An absurd day on the Vuelta

Froome goes down for a second time in as many corners. (Photo: Bettini Photo)

The stage had everything you don’t wish to see and everything you do, all at the same time. It was a stage full of drama but which, when it came down to the details of the standings, didn’t have a dramatic impact. Cycling can be funny that way. It was the incidents rather than the results that told the story. Cycling can be so often that way.

In the early hours, before the stage began, the Irish team, Aqua Blue had their team bus set on fire. Burnt to a crisp by an arsonist, the team had to borrow a standard coach to make it to the race start. Luckily for them most of their equipment was elsewhere and thus not lost. It will no doubt have affected their preparation and left a few of them asking, “why us?” Police arrested a suspect who was also alleged to have set fire to several other vehicles.

But the race goes on and more drama lay in wait. Race leader Chris Froome crashed twice in as many corners on two separate bikes. A fan in trying to run along side Alberto Contador, got pushed by a policeman and fell in front of a motorbike. Maxim Belkov, riding well behind the sharp end of the race, had a fan run across the road and tackle him to the ground. It later transpired the fan suffered from Downs Syndrome. Upon learning of this Belkov decided to take no further action.

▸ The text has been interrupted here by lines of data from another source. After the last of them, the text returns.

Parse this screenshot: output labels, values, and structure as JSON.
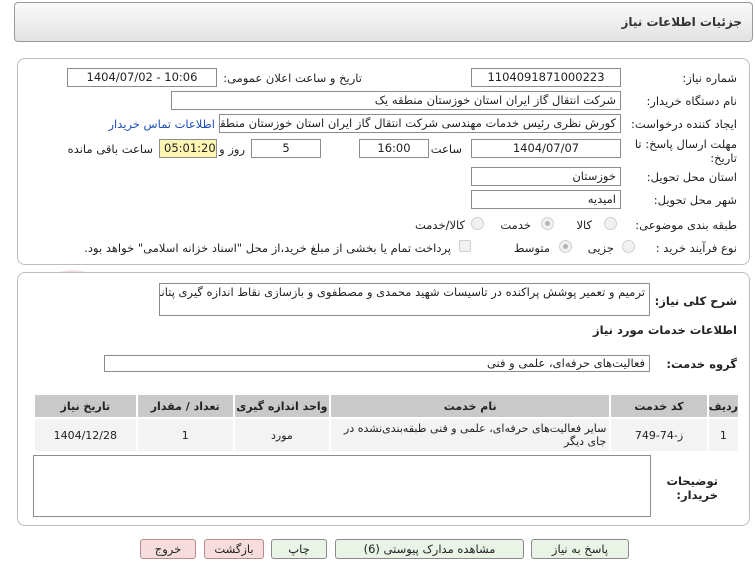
{
  "header": {
    "title": "جزئیات اطلاعات نیاز"
  },
  "form": {
    "need_number_label": "شماره نیاز:",
    "need_number": "1104091871000223",
    "announce_label": "تاریخ و ساعت اعلان عمومی:",
    "announce_value": "1404/07/02 - 10:06",
    "buyer_label": "نام دستگاه خریدار:",
    "buyer_value": "شرکت انتقال گاز ایران  استان خوزستان منطقه یک",
    "creator_label": "ایجاد کننده درخواست:",
    "creator_value": "کورش نظری رئیس خدمات مهندسی شرکت انتقال گاز ایران  استان خوزستان منطقه یک",
    "contact_link": "اطلاعات تماس خریدار",
    "deadline_label_1": "مهلت ارسال پاسخ: تا",
    "deadline_label_2": "تاریخ:",
    "deadline_date": "1404/07/07",
    "time_label": "ساعت",
    "deadline_time": "16:00",
    "days_value": "5",
    "days_label": "روز و",
    "remaining_time": "05:01:20",
    "remaining_label": "ساعت باقی مانده",
    "province_label": "استان محل تحویل:",
    "province_value": "خوزستان",
    "city_label": "شهر محل تحویل:",
    "city_value": "امیدیه",
    "category_label": "طبقه بندی موضوعی:",
    "category_options": [
      "کالا",
      "خدمت",
      "کالا/خدمت"
    ],
    "category_selected": "خدمت",
    "process_label": "نوع فرآیند خرید :",
    "process_options": [
      "جزیی",
      "متوسط"
    ],
    "process_selected": "متوسط",
    "payment_note": "پرداخت تمام یا بخشی از مبلغ خرید،از محل \"اسناد خزانه اسلامی\" خواهد بود."
  },
  "details": {
    "description_label": "شرح کلی نیاز:",
    "description_value": "ترمیم و تعمیر پوشش پراکنده در تاسیسات شهید محمدی و مصطفوی و بازسازی نقاط اندازه گیری پتانسیل",
    "services_heading": "اطلاعات خدمات مورد نیاز",
    "service_group_label": "گروه خدمت:",
    "service_group_value": "فعالیت‌های حرفه‌ای، علمی و فنی",
    "table": {
      "headers": [
        "ردیف",
        "کد خدمت",
        "نام خدمت",
        "واحد اندازه گیری",
        "تعداد / مقدار",
        "تاریخ نیاز"
      ],
      "rows": [
        [
          "1",
          "ز-74-749",
          "سایر فعالیت‌های حرفه‌ای، علمی و فنی طبقه‌بندی‌نشده در جای دیگر",
          "مورد",
          "1",
          "1404/12/28"
        ]
      ]
    },
    "buyer_notes_label_1": "توضیحات",
    "buyer_notes_label_2": "خریدار:",
    "buyer_notes_value": ""
  },
  "buttons": {
    "reply": "پاسخ به نیاز",
    "view_docs": "مشاهده مدارک پیوستی (6)",
    "print": "چاپ",
    "back": "بازگشت",
    "exit": "خروج"
  },
  "colors": {
    "remaining_time_bg": "#fdf5b2",
    "link": "#1a4fb7",
    "button_green": "#e9f4e7",
    "button_red": "#f6dcdc"
  }
}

All these incidents happened within a short period of time. It was chaotic. Tomasz Marczynski, who won his second stage of this Vuelta, was all but overlooked in the drama. Indeed, in a racing sense it was the move by Alberto Contador on the final climb. It seemed a strange time to attack, and so it proved to be as he only gained 20 seconds on his rivals and 40 seconds on Froome. The Sky rider never quite got back on terms following his double spill, but limited his loses well. But fans love these kind of attacks by Conador because it sparks a race to life in a way it wouldn’t otherwise. It added another dimension and who can fault such an effort. Contador may be several minutes behind, but he isn’t going down without a fight. Will he pay for it later in the race? We can only want and see, but given the time gaps, Contador doesn’t want to wait. He feels he must take every opportunity. And what if the move caused confusion behind and he gained a minute, or more? If you never try you’ll never know.

Contador isn’t a major threat to Froome right now. But nor do you want to give someone like Contador a sniff. You know he will attempt moves like this for as long as he can and if he gets too closed on time he will become a danger. So Froome must have panicked, even for a moment, when he crashed that second time. Tradition dictates waiting on the race leader under certain circumstances, but not here. And for two reasons. The first was because it was a crash. Crashing is a part of racing. You put the pressure on and try and force a mistake. It wasn’t why Froome crashed this time. It appeared the road was dusty and his wheel went out from under him, but regardless, the race goes on. Crashing is different than an unforced mechanical, as it was at the Tour for Froome. The second reason is because of Contador. He was already up the road. Had the rest waited on Froome, Contador’s game would have doubled. Instead of gaining 20 seconds on, say, Vincenzo Nibali, he might have gained 40 seconds. It doesn’t seem a lot, but it could prove telling. Tonight, Contador is a little over two minutes behind Nibali, who himself is now within a minute of Froome.

The condition of Froome will be crucial. How banged up is he? He has said that it is little more than flesh wounds, and if so then he had a lucky escape. But even those can take their toll. Tomorrow is a flat stage which he’ll welcome. But respite doesn’t last long in this Vuelta. on Saturday they go climbing again. He’ll need to be at his best. Yes he has the buffer of the upcoming time-trial, but there is a lot of racing between now and then. And a lot of racing after it too.

Froome has always fallen short at this race. Second three times. Something always catching him out. Luck never quite on his side. Until today he had been perfect; not putting a foot wrong. Canadain Mike Woods said so much in an interview. That while everyone else made little mistakes, the Sky rider was flawless. Now some would argue that Froome’s bad luck had arisen once more. But you could also argue that the fact he only lost seconds and doesn’t appear too injured shows luck is now on his side. If that’s as bad as the mistakes or the misfortune gets for Froome, he will win this Vuelta. He’ll be hoping that is the case but the likes of Contador and Nibali will try keep the pressure on.

Froome’s bike handling and descending skills have improved a lot in recent years. Indeed he is one of the better ones in the peloton. More so than Contador who himself can look fragile on the descents. He linked up with teammate Edward Theuns who helped wit the descent off the mountain and the run in to the finish. But it doesn’t always go your way. Nibali, one of the best descender’s in the sport has had his share of spills. Sometimes it happens and today it happened to Froome.

And so the race goes on. More racing action like that please, but less of the indirect madness of today. And best wishes to Aqua Blue and their new bus.